Добавить в цитаты Настройки чтения

Страница 17 из 19



Он был говоруном и забиякой, но при этом никогда не лез на рожон, не говорил ничего оскорбительного и проявлял в отношении амбрийцев должное уважение. Мы поели в приятного вида забегаловке и хорошо поговорили о рынках и вредных грубых мужиках. Ойло часто смеялся радостным заразительным смехом, и в бирюзовых глазах вспыхивали золотые искорки. От него исходило особое приятное чувство теплоты, и я радовалась нашей встрече.

Так получилось, что отплывали на материк аргонцев мы уже вместе. Ойло был торговцем, и он тоже возвращался на Аргон.

Наир и Аган отправились со мной, хотя я уговаривала их остаться. Доказывала, что справлюсь сама, но они отвечали всегда одно и то же: «Бакар Шибан оказал нам честь сопроводить тебя до порта Рок.
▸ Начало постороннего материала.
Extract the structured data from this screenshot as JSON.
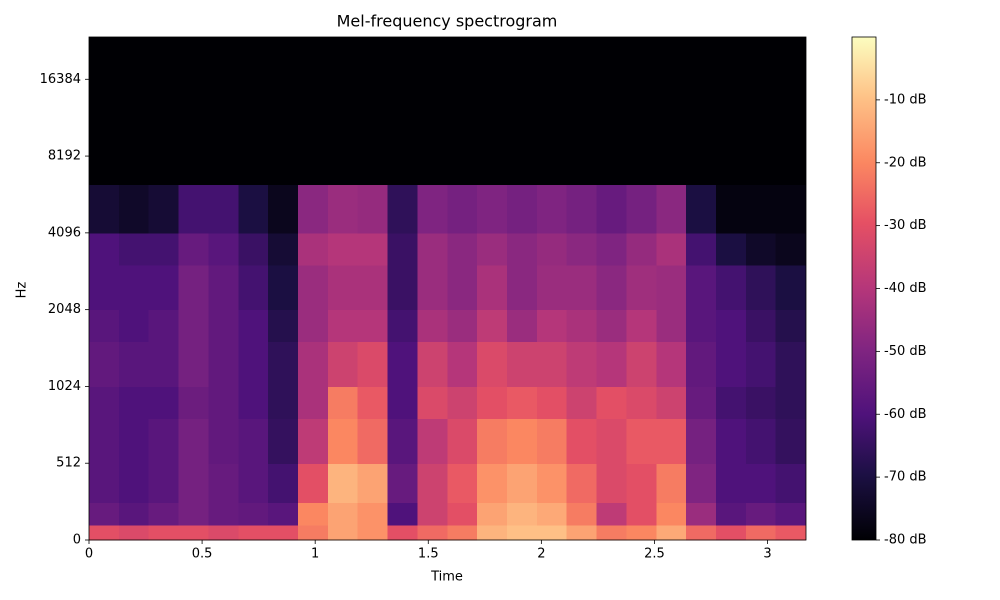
{
  "chart_data": {
    "type": "heatmap",
    "title": "Mel-frequency spectrogram",
    "x_label": "Time",
    "y_label": "Hz",
    "y_scale": "mel",
    "colormap": "magma",
    "xlim": [
      0,
      3.17
    ],
    "xticks": [
      0,
      0.5,
      1,
      1.5,
      2,
      2.5,
      3
    ],
    "ylim": [
      0,
      24000
    ],
    "yticks": [
      0,
      512,
      1024,
      2048,
      4096,
      8192,
      16384
    ],
    "clim": [
      -80,
      0
    ],
    "cticks": [
      {
        "value": -10,
        "label": "-10 dB"
      },
      {
        "value": -20,
        "label": "-20 dB"
      },
      {
        "value": -30,
        "label": "-30 dB"
      },
      {
        "value": -40,
        "label": "-40 dB"
      },
      {
        "value": -50,
        "label": "-50 dB"
      },
      {
        "value": -60,
        "label": "-60 dB"
      },
      {
        "value": -70,
        "label": "-70 dB"
      },
      {
        "value": -80,
        "label": "-80 dB"
      }
    ],
    "xbins": [
      0,
      0.132,
      0.264,
      0.396,
      0.528,
      0.66,
      0.792,
      0.924,
      1.056,
      1.188,
      1.32,
      1.452,
      1.584,
      1.716,
      1.848,
      1.98,
      2.112,
      2.244,
      2.376,
      2.508,
      2.64,
      2.772,
      2.904,
      3.036,
      3.168
    ],
    "ybins": [
      0,
      100,
      250,
      512,
      768,
      1024,
      1536,
      2048,
      3072,
      4096,
      6350,
      24000
    ],
    "values": [
      [
        -30,
        -32,
        -30,
        -30,
        -32,
        -30,
        -30,
        -22,
        -15,
        -18,
        -30,
        -25,
        -22,
        -12,
        -10,
        -10,
        -15,
        -22,
        -20,
        -14,
        -25,
        -30,
        -25,
        -28
      ],
      [
        -55,
        -58,
        -55,
        -52,
        -55,
        -56,
        -58,
        -20,
        -15,
        -18,
        -60,
        -35,
        -30,
        -15,
        -12,
        -14,
        -22,
        -38,
        -30,
        -20,
        -45,
        -58,
        -55,
        -58
      ],
      [
        -58,
        -60,
        -58,
        -52,
        -55,
        -58,
        -62,
        -30,
        -12,
        -15,
        -55,
        -35,
        -28,
        -18,
        -15,
        -18,
        -25,
        -32,
        -30,
        -22,
        -50,
        -60,
        -60,
        -62
      ],
      [
        -58,
        -60,
        -58,
        -52,
        -56,
        -58,
        -65,
        -38,
        -20,
        -25,
        -58,
        -38,
        -32,
        -22,
        -20,
        -22,
        -30,
        -32,
        -28,
        -28,
        -52,
        -60,
        -62,
        -65
      ],
      [
        -58,
        -60,
        -60,
        -54,
        -56,
        -60,
        -66,
        -42,
        -22,
        -28,
        -60,
        -32,
        -35,
        -30,
        -28,
        -30,
        -35,
        -30,
        -32,
        -35,
        -55,
        -62,
        -64,
        -66
      ],
      [
        -56,
        -58,
        -58,
        -52,
        -56,
        -60,
        -66,
        -42,
        -35,
        -32,
        -60,
        -35,
        -40,
        -32,
        -35,
        -35,
        -38,
        -40,
        -35,
        -40,
        -56,
        -60,
        -62,
        -66
      ],
      [
        -58,
        -60,
        -58,
        -52,
        -56,
        -60,
        -68,
        -45,
        -40,
        -40,
        -62,
        -42,
        -45,
        -38,
        -45,
        -40,
        -42,
        -45,
        -40,
        -45,
        -58,
        -60,
        -64,
        -68
      ],
      [
        -60,
        -60,
        -60,
        -52,
        -56,
        -62,
        -70,
        -45,
        -42,
        -42,
        -64,
        -45,
        -48,
        -42,
        -48,
        -45,
        -45,
        -48,
        -44,
        -45,
        -58,
        -62,
        -66,
        -70
      ],
      [
        -60,
        -62,
        -62,
        -55,
        -58,
        -64,
        -72,
        -42,
        -40,
        -40,
        -64,
        -45,
        -48,
        -45,
        -48,
        -46,
        -48,
        -50,
        -46,
        -42,
        -62,
        -70,
        -74,
        -76
      ],
      [
        -72,
        -74,
        -72,
        -62,
        -62,
        -70,
        -76,
        -48,
        -45,
        -46,
        -66,
        -50,
        -52,
        -50,
        -52,
        -50,
        -52,
        -55,
        -52,
        -48,
        -70,
        -78,
        -78,
        -78
      ],
      [
        -80,
        -80,
        -80,
        -80,
        -80,
        -80,
        -80,
        -80,
        -80,
        -80,
        -80,
        -80,
        -80,
        -80,
        -80,
        -80,
        -80,
        -80,
        -80,
        -80,
        -80,
        -80,
        -80,
        -80
      ]
    ]
  }
}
Мы будем охранять тебя, пока не ступишь на землю аргонцев, ири Фрэйа». Я была рада их преданности, но не видела в ней необходимости.

От Трека мы плыли до пограничного острова Тун еще три недели. А затем до материка аргонцев — около полутора месяцев. Это было трудное плавание, дважды налетал ужасный шторм. Не скажу, что мне совсем не было страшно: это было не слишком приятное путешествие. Дома я ходила только на маленьких лодках, и то для развлечения. Здесь моя жизнь зависела от других людей. Я знала, что Бури в любую минуту придет мне на помощь, дав возможность переместиться, но все равно чувствовала себя неуютно. В особенности потому, что боялась за всех остальных. Мне было тесно на судне, хотя при хорошей погоде мчаться вперед, ловя лицом соленые брызги и бешеный ветер, было весело.

С Ойло мы подружились сразу и крепко. В одну из ночей, когда мы были в каюте только вдвоём, я ему всё и рассказала. О том, что путешествую по мирам, о том, откуда я. Он выслушал внимательно и отнёсся к сказанному серьёзно: мгновенно и без колебаний поверил мне. Не знаю, в чём было дело, скорее всего, в нём самом. Он был удивительным человеком! Не таким суетливым и рассеянным, как Эван, и не таким спокойным и рассудительным, как Маир. Скорее они с Алеардом были чем-то похожи. И не только рыжестью и ростом, но и синим бесстрашным пламенем, обитавшим в сердце и вспыхивающим иногда в глазах.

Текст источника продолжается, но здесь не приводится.